Back in 1960s these last few weeks of sunshine would have had sun worshippers out slathering themselves in oil in the quest for a golden tan. Today, however, we only have to so much as catch a glimpse of sunshine before we are scurrying for a bottle of sunscreen.
For over 20 years we have been repeatedly warned about the dangers of too much time in the sun, which can lead to skin cancer, premature aging and sunburn. This message has been so successful that for many of us it is almost unthinkable to venture into the sunshine for prolonged periods of time without covering ourselves in sunscreen, and if you have children it's practically considered child abuse not to coat them in a layer of factor 50.
Now protecting yourself from the sun has spread beyond just buying sunscreen. Today you can get make-up with SPF, clothes with UV protection, and even windows made from glass that blocks out harmful rays.
But is our obsession with sun protection actually doing us more harm than good?
Despite sales of sunscreen lotions increasing and campaigns warning people about the dangers of sun exposure, the cases of malignant melanoma (the most dangerous form of skin cancer) in the UK has risen from 3.2 per 100,000 people in 1975 to 17.2 in 2010, Cancer Research revealed. This increase is due in part to an increase in frequency of holidays abroad, according to the charity.
Still the stats don't lie. We are buying more sunscreen but more of us are getting skin cancer. There is no debate about the fact that sun factors offer protect against UVA and UVB rays, which cause cancer.
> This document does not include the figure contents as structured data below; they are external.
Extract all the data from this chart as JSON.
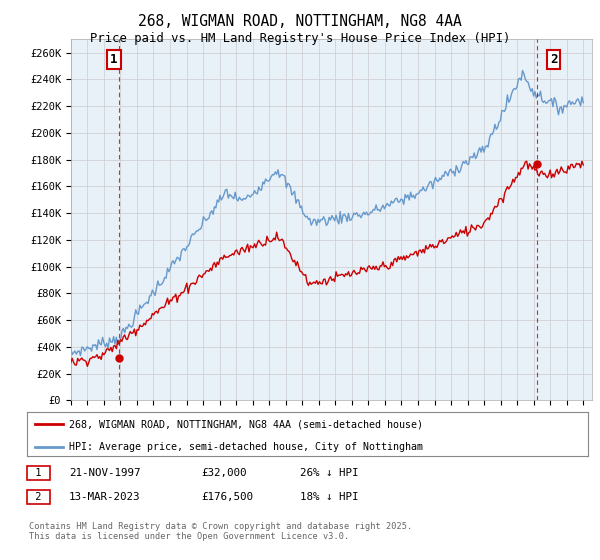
{
  "title": "268, WIGMAN ROAD, NOTTINGHAM, NG8 4AA",
  "subtitle": "Price paid vs. HM Land Registry's House Price Index (HPI)",
  "ylabel_ticks": [
    "£0",
    "£20K",
    "£40K",
    "£60K",
    "£80K",
    "£100K",
    "£120K",
    "£140K",
    "£160K",
    "£180K",
    "£200K",
    "£220K",
    "£240K",
    "£260K"
  ],
  "ytick_values": [
    0,
    20000,
    40000,
    60000,
    80000,
    100000,
    120000,
    140000,
    160000,
    180000,
    200000,
    220000,
    240000,
    260000
  ],
  "ylim": [
    0,
    270000
  ],
  "xlim_start": 1995.0,
  "xlim_end": 2026.5,
  "price_paid_color": "#cc0000",
  "hpi_color": "#6699cc",
  "grid_color": "#cccccc",
  "plot_bg_color": "#e8f0f8",
  "annotation_box_color": "#cc0000",
  "sale1_x": 1997.9,
  "sale1_y": 32000,
  "sale1_label": "1",
  "sale1_date": "21-NOV-1997",
  "sale1_price": "£32,000",
  "sale1_hpi": "26% ↓ HPI",
  "sale2_x": 2023.2,
  "sale2_y": 176500,
  "sale2_label": "2",
  "sale2_date": "13-MAR-2023",
  "sale2_price": "£176,500",
  "sale2_hpi": "18% ↓ HPI",
  "legend_label1": "268, WIGMAN ROAD, NOTTINGHAM, NG8 4AA (semi-detached house)",
  "legend_label2": "HPI: Average price, semi-detached house, City of Nottingham",
  "footer": "Contains HM Land Registry data © Crown copyright and database right 2025.\nThis data is licensed under the Open Government Licence v3.0.",
  "background_color": "#ffffff"
}
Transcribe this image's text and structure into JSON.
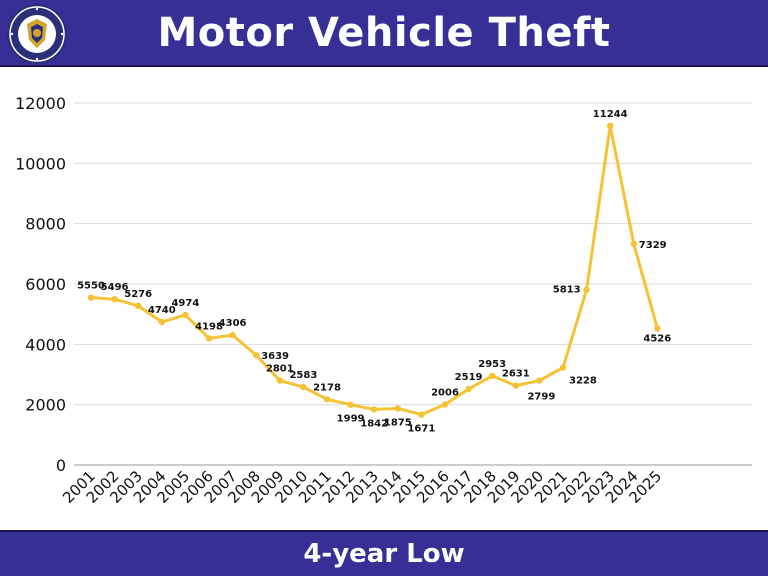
{
  "header": {
    "title": "Motor Vehicle Theft"
  },
  "footer": {
    "text": "4-year Low"
  },
  "colors": {
    "banner": "#372f95",
    "line": "#f6c235",
    "seal_gold": "#d4a52a",
    "seal_blue": "#2a2f7a"
  },
  "icons": {
    "seal": "police-department-seal-icon"
  },
  "chart_data": {
    "type": "line",
    "title": "Motor Vehicle Theft",
    "xlabel": "",
    "ylabel": "",
    "ylim": [
      0,
      12000
    ],
    "yticks": [
      0,
      2000,
      4000,
      6000,
      8000,
      10000,
      12000
    ],
    "grid": true,
    "legend": "none",
    "categories": [
      "2001",
      "2002",
      "2003",
      "2004",
      "2005",
      "2006",
      "2007",
      "2008",
      "2009",
      "2010",
      "2011",
      "2012",
      "2013",
      "2014",
      "2015",
      "2016",
      "2017",
      "2018",
      "2019",
      "2020",
      "2021",
      "2022",
      "2023",
      "2024",
      "2025"
    ],
    "series": [
      {
        "values": [
          5550,
          5496,
          5276,
          4740,
          4974,
          4198,
          4306,
          3639,
          2801,
          2583,
          2178,
          1999,
          1842,
          1875,
          1671,
          2006,
          2519,
          2953,
          2631,
          2799,
          3228,
          5813,
          11244,
          7329,
          4526
        ]
      }
    ]
  }
}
However many people are unsure of how often and how much to apply. This results in many people out in strong sunlight unaware that they are without adequate protection.
Saying this, the NHS also recommends spending time in the sun to enable the body to produce a sufficient amount of vitamin D, which is essential for maintaining healthy bones. Vitamin D is also thought to help against cancer (although there is debate within the medical community about the evidence to support this).
Although no specific recommendations are given to how long people should stay outside without sun protection, the general consensus is that if you have fair skin you shouldn't be out for longer than 15 minutes, while those with darker skin tones need more sun exposure.
What is agreed is that vitamin D is essential for the prevention of rickets in children. Earlier this year a case made headlines when a mother discovered that by smothering her son in factor 50 every time he went outside contributed to him suffering from rickets. In an even more serious case, a couple were charged with murdering their baby, until it was discovered he died from the disease.
There has also been an increasing concern over the chemicals being used to manufacture sunscreens. A few years ago concern was raised about the use of nanoparticles in sunscreen, which led to the Therapeutic Goods Administration in Australia, a country which has the highest incidences of skin cancer in the world, looking into the evidence. It reported that there is no current evidence to prove a risk. However, at a time when people are becoming more suspicious about what is being put into their foods, especially after the horse-meat scandal, along with chemicals being put into the products we use, this will add concern over the amount of chemicals used to manufacture sunscreens. There is now a small movement by those concerned about the chemicals in sunscreens to shun the product altogether and instead ensure that they are protected by covering up and staying in the shade.
So should you head outdoors sunscreen-free? Probably not. There are still a lot of scientific research and government recommendations that advise wearing sunscreens. Instead it is important to be aware of what you are putting onto your skin, ensuring you apply sun factors properly, and keep up with medical research, as health information about sun exposure is changing all the time.
Back in 2004 the BBC reported that Dr Michael Holick lost his job as Professor of Dermatology at the Boston University School of Medicine for saying that people need sensible sun exposure or else they will not produce enough vitamin D. Nearly 10 years later and both Cancer Research and the NHS state that being in the sun safely will help people to get the benefits of vitamin D. So who knows what will happen in the next 10 years?